27 de fevereiro de 2013

O desafio das pantufas (ou "sobre a liberdade de se vestir no Japão")

Há mais de um ano, nesse inverno de nossasinhorameudeus que faz em Tóquio, eu resolvi sair em busca de pantufas. Infelizmente, eu havia deixado minhas pantufas Peter Pan e de vaca no Brasil e, na falta delas, gostaria de buscar algo no mesmo patamar: divertido, confortável, quente e com preço justo! Foram muitos dias de procura... Passei por vários porquinhos sem graça, estampas estranhas e coisas extremamente caras.

Já estava desistindo, quando, num momento de desolação, olhei pro teto no Donki (sim, vale a pena abrir o link para o vídeo da loja mágica) pra suspirar e vi as pantufas de dragão, as últimas e, por coincidência, verde e amarelas! Mais recentemente, confesso, elas foram abandonadas por pantufas de sola com melhor isolamento e que aguentam essas casas geladas toquiotas. Mas, por muito tempo, elas foram motivo de muita alegria, diversão e aquecimento.


Um belo dia, a caminho da porta de saída, eu pensei no desafio: ir com a pantufa de dragão à videolocadora que fica no térreo do nosso prédio e observar se alguém notaria. Meu desafio é socioantropológico: gostaria de testar a capacidade dos japoneses de fingir discrição.

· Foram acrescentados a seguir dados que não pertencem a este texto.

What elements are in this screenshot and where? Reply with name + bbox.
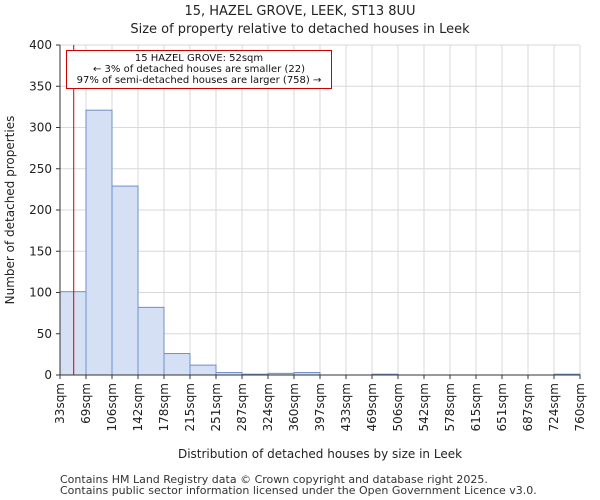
x-tick-label: 69sqm bbox=[79, 383, 93, 424]
y-axis-title: Number of detached properties bbox=[3, 116, 17, 305]
histogram-bar bbox=[137, 306, 165, 376]
property-annotation-box: 15 HAZEL GROVE: 52sqm ← 3% of detached h… bbox=[66, 50, 332, 89]
x-tick-label: 251sqm bbox=[209, 383, 223, 431]
x-tick-label: 469sqm bbox=[365, 383, 379, 431]
histogram-bar bbox=[111, 185, 139, 376]
y-tick-label: 150 bbox=[29, 244, 52, 258]
x-tick-label: 287sqm bbox=[235, 383, 249, 431]
x-tick-label: 687sqm bbox=[521, 383, 535, 431]
x-tick-label: 397sqm bbox=[313, 383, 327, 431]
y-tick-label: 300 bbox=[29, 121, 52, 135]
x-tick-label: 178sqm bbox=[157, 383, 171, 431]
x-tick-label: 651sqm bbox=[495, 383, 509, 431]
x-tick-label: 33sqm bbox=[53, 383, 67, 424]
chart-title: 15, HAZEL GROVE, LEEK, ST13 8UU bbox=[184, 4, 416, 19]
y-tick-label: 100 bbox=[29, 286, 52, 300]
footer-licence: Contains public sector information licen… bbox=[60, 484, 537, 497]
annotation-title: 15 HAZEL GROVE: 52sqm bbox=[134, 53, 264, 64]
x-tick-label: 506sqm bbox=[391, 383, 405, 431]
chart-subtitle: Size of property relative to detached ho… bbox=[130, 22, 470, 37]
histogram-bar bbox=[85, 109, 113, 376]
x-tick-label: 433sqm bbox=[339, 383, 353, 431]
histogram-bar bbox=[189, 364, 217, 376]
histogram-bar bbox=[59, 291, 87, 376]
x-tick-label: 578sqm bbox=[443, 383, 457, 431]
annotation-larger: 97% of semi-detached houses are larger (… bbox=[76, 75, 322, 86]
histogram-bar bbox=[163, 353, 191, 376]
y-tick-label: 50 bbox=[37, 327, 52, 341]
x-tick-label: 724sqm bbox=[547, 383, 561, 431]
x-tick-label: 142sqm bbox=[131, 383, 145, 431]
y-tick-label: 250 bbox=[29, 162, 52, 176]
x-tick-label: 106sqm bbox=[105, 383, 119, 431]
x-tick-label: 615sqm bbox=[469, 383, 483, 431]
y-tick-label: 350 bbox=[29, 79, 52, 93]
x-axis-title: Distribution of detached houses by size … bbox=[178, 447, 462, 461]
y-tick-label: 0 bbox=[44, 368, 52, 382]
annotation-smaller: ← 3% of detached houses are smaller (22) bbox=[93, 64, 305, 75]
y-tick-label: 400 bbox=[29, 38, 52, 52]
x-tick-label: 324sqm bbox=[261, 383, 275, 431]
x-tick-label: 760sqm bbox=[573, 383, 587, 431]
x-tick-label: 542sqm bbox=[417, 383, 431, 431]
footer-copyright: Contains HM Land Registry data © Crown c… bbox=[60, 473, 488, 486]
y-tick-label: 200 bbox=[29, 203, 52, 217]
x-tick-label: 360sqm bbox=[287, 383, 301, 431]
x-tick-label: 215sqm bbox=[183, 383, 197, 431]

Ao contrário de nós, brasileiros, que vemos algo fora do que consideramos padrão ou uma muvuca e logo olhamos e queremos saber o que aconteceu, os japoneses não dão a mínima bola. Mas isso parece ser apenas na superfície. Quando eles percebem (ou acham) que ninguém está vendo, eles dão uma olhadinha "de leve". Já flagrei vários japoneses e japonesas observando alguma coisa em mim por cima do livro. Já escutei pessoas comentando a Lolita que acabara de entrar no vagão do trem. Outra forma ainda mais discreta de se sentir observado (e criticado) é quando ninguém comenta sobre uma mudança óbvia que vc fez no visual (quando eles aprovam, normalmente já vão logo dizendo "kawaiiiiii").

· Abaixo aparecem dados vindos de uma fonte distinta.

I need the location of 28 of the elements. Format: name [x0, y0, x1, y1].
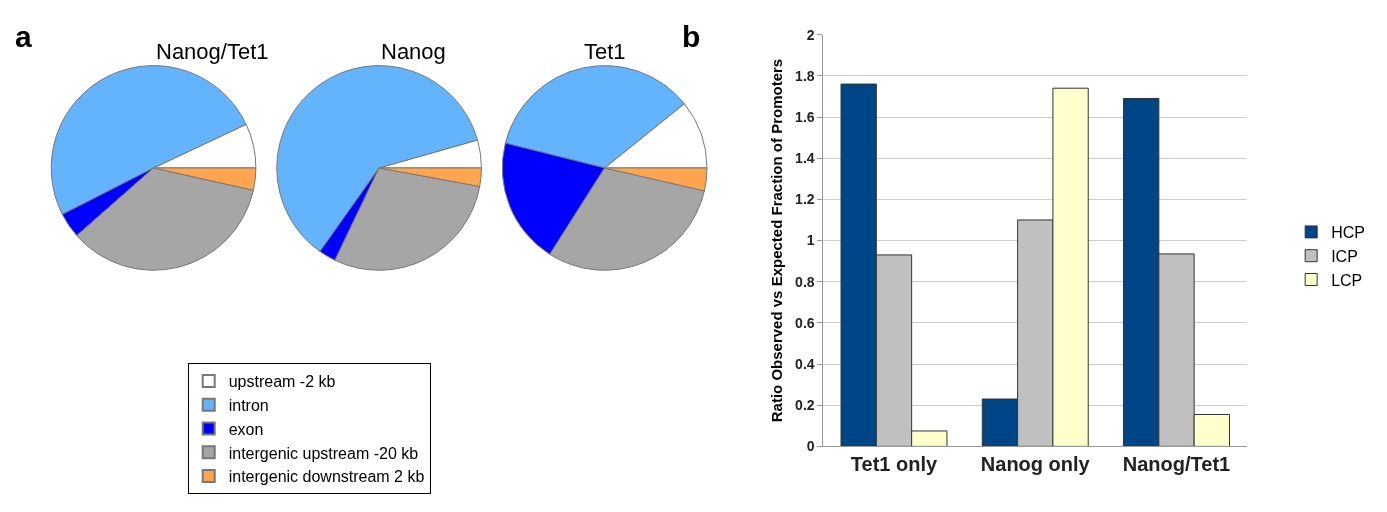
x-tick-label: Nanog/Tet1: [1122, 453, 1231, 476]
y-axis-title: Ratio Observed vs Expected Fraction of Promoters: [768, 58, 786, 423]
chart-title: Tet1: [584, 39, 626, 64]
text: a: [15, 20, 32, 53]
x-tick-label: Tet1 only: [850, 453, 939, 476]
y-tick-label: 0.4: [795, 355, 815, 372]
y-tick-label: 0.8: [795, 273, 815, 290]
legend-label: intergenic upstream -20 kb: [228, 444, 419, 462]
y-tick-label: 0.2: [795, 397, 815, 414]
legend-label: intergenic downstream 2 kb: [228, 468, 425, 486]
legend-label: exon: [228, 420, 264, 438]
y-tick-label: 1.2: [795, 191, 815, 208]
legend-label: ICP: [1331, 247, 1358, 265]
y-tick-label: 2: [806, 26, 815, 43]
y-tick-label: 1.4: [795, 150, 815, 167]
y-tick-label: 0.6: [795, 314, 815, 331]
x-tick-label: Nanog only: [980, 453, 1091, 476]
legend-label: HCP: [1331, 224, 1365, 242]
legend-label: intron: [228, 396, 269, 414]
legend-label: LCP: [1331, 271, 1363, 289]
chart-title: Nanog: [381, 39, 446, 64]
text: b: [682, 20, 701, 53]
y-tick-label: 1: [806, 232, 815, 249]
y-tick-label: 0: [806, 438, 815, 455]
chart-title: Nanog/Tet1: [156, 39, 269, 64]
legend-label: upstream -2 kb: [228, 373, 336, 391]
y-tick-label: 1.8: [795, 67, 815, 84]
y-tick-label: 1.6: [795, 108, 815, 125]
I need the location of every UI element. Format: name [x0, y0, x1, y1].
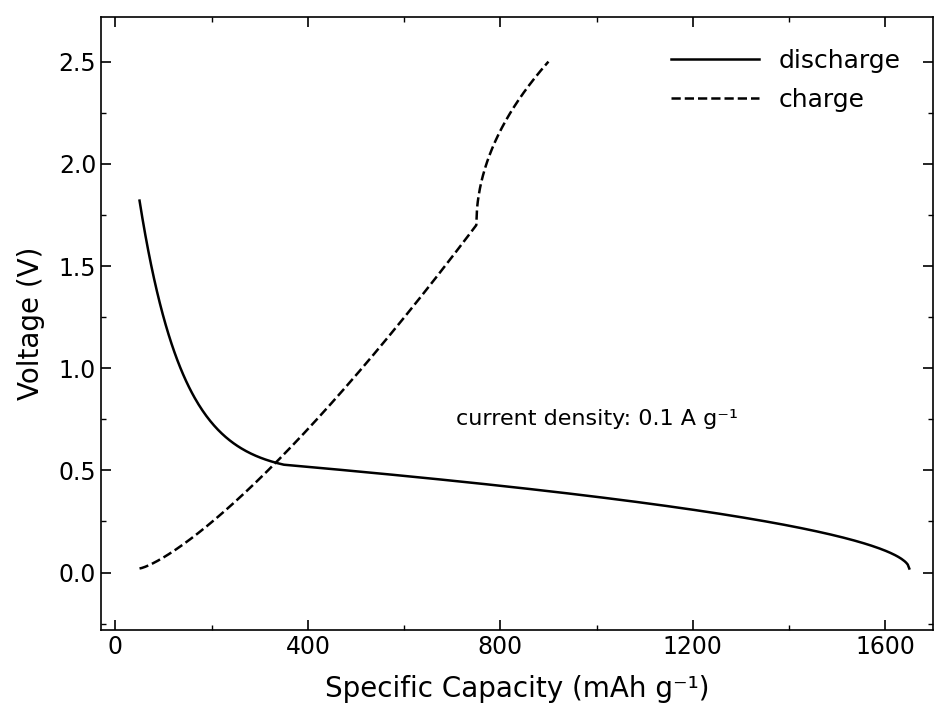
- charge: [144, 561, 156, 570]
- discharge: [903, 564, 915, 573]
- discharge: [339, 466, 351, 474]
- Text: current density: 0.1 A g⁻¹: current density: 0.1 A g⁻¹: [456, 409, 737, 429]
- discharge: [306, 463, 317, 472]
- charge: [225, 501, 237, 510]
- charge: [269, 459, 280, 468]
- charge: [155, 554, 166, 563]
- discharge: [370, 469, 382, 477]
- Line: discharge: discharge: [140, 201, 909, 569]
- discharge: [800, 525, 811, 534]
- Line: charge: charge: [140, 62, 548, 569]
- charge: [482, 157, 493, 166]
- charge: [542, 58, 554, 66]
- discharge: [508, 483, 520, 492]
- charge: [134, 564, 145, 573]
- discharge: [134, 197, 145, 205]
- charge: [519, 87, 530, 96]
- Legend: discharge, charge: discharge, charge: [652, 30, 921, 132]
- X-axis label: Specific Capacity (mAh g⁻¹): Specific Capacity (mAh g⁻¹): [325, 675, 710, 703]
- Y-axis label: Voltage (V): Voltage (V): [17, 246, 45, 400]
- discharge: [826, 531, 838, 539]
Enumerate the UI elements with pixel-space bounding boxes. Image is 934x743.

Desafio em mente, imaginei "opa, perai, eu não devo ser a única a pensar em descer de pijama pra locadora" e comecei a observar... As pessoas vão sim de pijama para a convenience store (carinhosa combini) e para a locadora. Hoje foi até engraçado: um rapaz de chinelo, uma calça azul de fleece cheia de corações cor de rosa gigantes com "love" escrito dentro deles e um casaco Uniqlo preto.

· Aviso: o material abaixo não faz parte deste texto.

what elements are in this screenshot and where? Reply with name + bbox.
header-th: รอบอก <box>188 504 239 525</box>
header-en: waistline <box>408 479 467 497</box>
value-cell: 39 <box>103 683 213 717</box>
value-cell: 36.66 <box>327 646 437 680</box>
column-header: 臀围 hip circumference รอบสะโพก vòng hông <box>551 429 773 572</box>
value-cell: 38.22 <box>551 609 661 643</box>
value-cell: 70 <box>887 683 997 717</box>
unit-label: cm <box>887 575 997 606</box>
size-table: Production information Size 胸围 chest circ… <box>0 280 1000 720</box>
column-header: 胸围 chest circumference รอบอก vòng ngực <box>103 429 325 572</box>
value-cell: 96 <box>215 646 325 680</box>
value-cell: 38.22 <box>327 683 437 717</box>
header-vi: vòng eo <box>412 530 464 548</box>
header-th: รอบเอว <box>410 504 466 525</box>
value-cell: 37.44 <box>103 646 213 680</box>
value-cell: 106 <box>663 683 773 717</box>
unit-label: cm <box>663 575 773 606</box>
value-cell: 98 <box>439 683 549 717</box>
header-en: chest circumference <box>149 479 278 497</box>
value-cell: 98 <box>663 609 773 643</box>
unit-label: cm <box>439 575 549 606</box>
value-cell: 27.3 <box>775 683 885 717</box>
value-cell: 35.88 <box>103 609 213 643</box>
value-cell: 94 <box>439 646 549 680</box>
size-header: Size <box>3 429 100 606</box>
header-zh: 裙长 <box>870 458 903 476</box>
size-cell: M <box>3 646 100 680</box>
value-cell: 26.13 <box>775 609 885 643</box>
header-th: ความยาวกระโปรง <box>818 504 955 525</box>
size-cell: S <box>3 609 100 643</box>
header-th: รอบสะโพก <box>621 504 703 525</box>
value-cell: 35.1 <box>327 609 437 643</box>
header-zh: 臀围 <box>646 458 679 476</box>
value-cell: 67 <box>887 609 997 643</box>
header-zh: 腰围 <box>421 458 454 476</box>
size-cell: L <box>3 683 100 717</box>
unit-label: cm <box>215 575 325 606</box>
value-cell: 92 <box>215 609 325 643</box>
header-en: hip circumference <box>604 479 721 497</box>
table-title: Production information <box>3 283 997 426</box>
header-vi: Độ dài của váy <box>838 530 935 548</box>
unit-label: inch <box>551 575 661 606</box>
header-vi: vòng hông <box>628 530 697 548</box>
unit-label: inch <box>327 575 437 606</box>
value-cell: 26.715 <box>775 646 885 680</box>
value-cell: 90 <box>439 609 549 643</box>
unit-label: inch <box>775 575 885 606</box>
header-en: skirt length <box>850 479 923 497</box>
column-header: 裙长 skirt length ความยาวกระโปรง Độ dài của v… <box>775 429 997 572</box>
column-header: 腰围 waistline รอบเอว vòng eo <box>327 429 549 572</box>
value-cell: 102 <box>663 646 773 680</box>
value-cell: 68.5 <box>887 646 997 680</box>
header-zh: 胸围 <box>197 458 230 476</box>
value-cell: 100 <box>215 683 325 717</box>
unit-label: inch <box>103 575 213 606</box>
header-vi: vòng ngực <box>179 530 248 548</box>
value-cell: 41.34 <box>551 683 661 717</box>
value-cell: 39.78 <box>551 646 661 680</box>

Acho que só o fato de não ser observado escancaradamente é uma das razões para Tóquio ser o paraíso de quem quer se vestir da maneira como bem entender (ou até mesmo dar uma corridinha de pijama até a esquina) sem se sentir mal com a perseguição dos olhares condenadores. Outras razões são parcialmente consequência do que acabei de mencionar: vê-se de tudo por aí; não há regras para se vestir! Aqui eu aprendi que bolinhas podem ser usadas com oncinha, que ninguém vai me julgar pelas minhas pontas vermelhas (copiadas da Nádia com a devida concordância) e por aí vai...

Foi assim que meu desafio das pantufas morreu...

16 de fevereiro de 2013

Eu começo e não termino...

Há algum tempo eu descobri a facilidade com que começo as coisas e não termino desde que a total responsabilidade da minha vida foi passada a mim. 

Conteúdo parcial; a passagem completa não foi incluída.